With respect to your assertion that there is “nothing libertarian about it,” where “it” refers to the adoption of overly broad definitions of “preference” and “utility” I would have to agree. Libertarians are often concerned with rights and many libertarians think such rights may not be compromised in the name of maximizing aggregate societal utility. That is, they distinguish between higher goods and crass maximization in at least some contexts.

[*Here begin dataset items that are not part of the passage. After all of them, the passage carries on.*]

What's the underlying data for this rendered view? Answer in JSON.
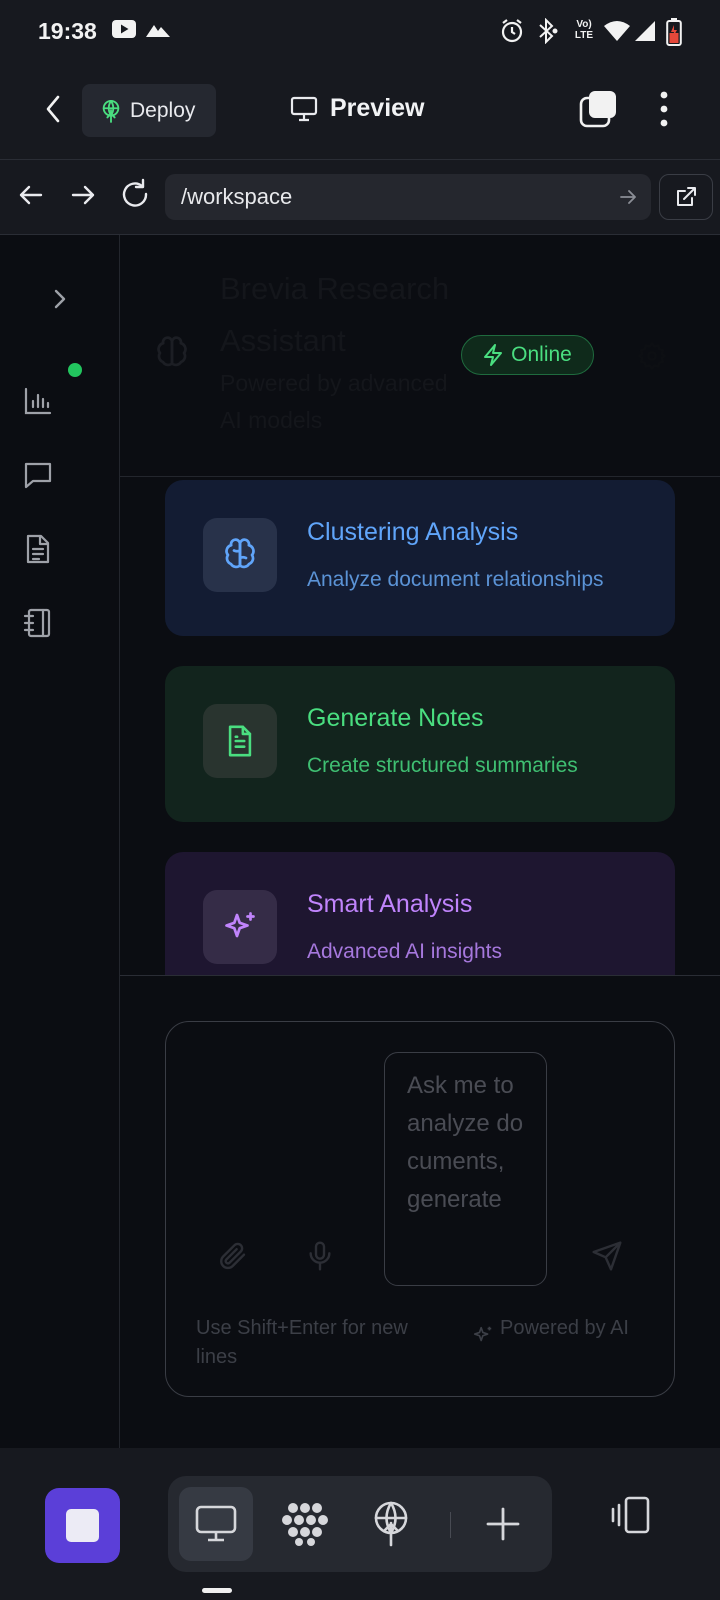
{
  "status_bar": {
    "time": "19:38",
    "net_label": "Vo) LTE"
  },
  "header": {
    "deploy_label": "Deploy",
    "title": "Preview"
  },
  "browser": {
    "url": "/workspace"
  },
  "chat": {
    "title": "Brevia Research Assistant",
    "subtitle": "Powered by advanced AI models",
    "status": "Online"
  },
  "cards": [
    {
      "title": "Clustering Analysis",
      "desc": "Analyze document relationships",
      "icon": "brain-icon",
      "color": "#60a5fa"
    },
    {
      "title": "Generate Notes",
      "desc": "Create structured summaries",
      "icon": "file-text-icon",
      "color": "#4ade80"
    },
    {
      "title": "Smart Analysis",
      "desc": "Advanced AI insights",
      "icon": "sparkles-icon",
      "color": "#c084fc"
    }
  ],
  "composer": {
    "placeholder": "Ask me to analyze documents, generate",
    "hint": "Use Shift+Enter for new lines",
    "powered": "Powered by AI"
  },
  "colors": {
    "stop_button": "#5b3fd8",
    "online": "#22c55e"
  }
}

However, I wasn’t criticizing Caplan for being a utilitarian or for having an overly broad definition of utility. I was criticizing him for having an overly broad definition of choice. I am simply pointing out that Caplan’s definition fails “to recognize the difference between Pavlov’s dogs and a disciplined human who sacrifices pleasure for ideals.” And as such is a bad definition. His adoption of an overly broad definition has led him to miss important distinctions and overlook important data. If our definitions lead us to group things and pragmatically assume they have like properties, (i.e. this is an X, and this is a Y. All things that are X can be considered alike for the purpose of this analysis…), I am simply pointing out that all the data you put in the “choice” category doesn’t really belong there. It belongs somewhere else. To adopt overly broad categories (definitions) is to obscure reality. In this case, I think that Caplan’s overly broad definition of choice might be one of the key contributing factors to his libertarianism. (Or maybe not. I can’t claim to read his mind.) Whatever the case, Tyler Cowen was perfectly correct in criticizing Caplan’s conception of choice and Caplan’s defense here fell flat.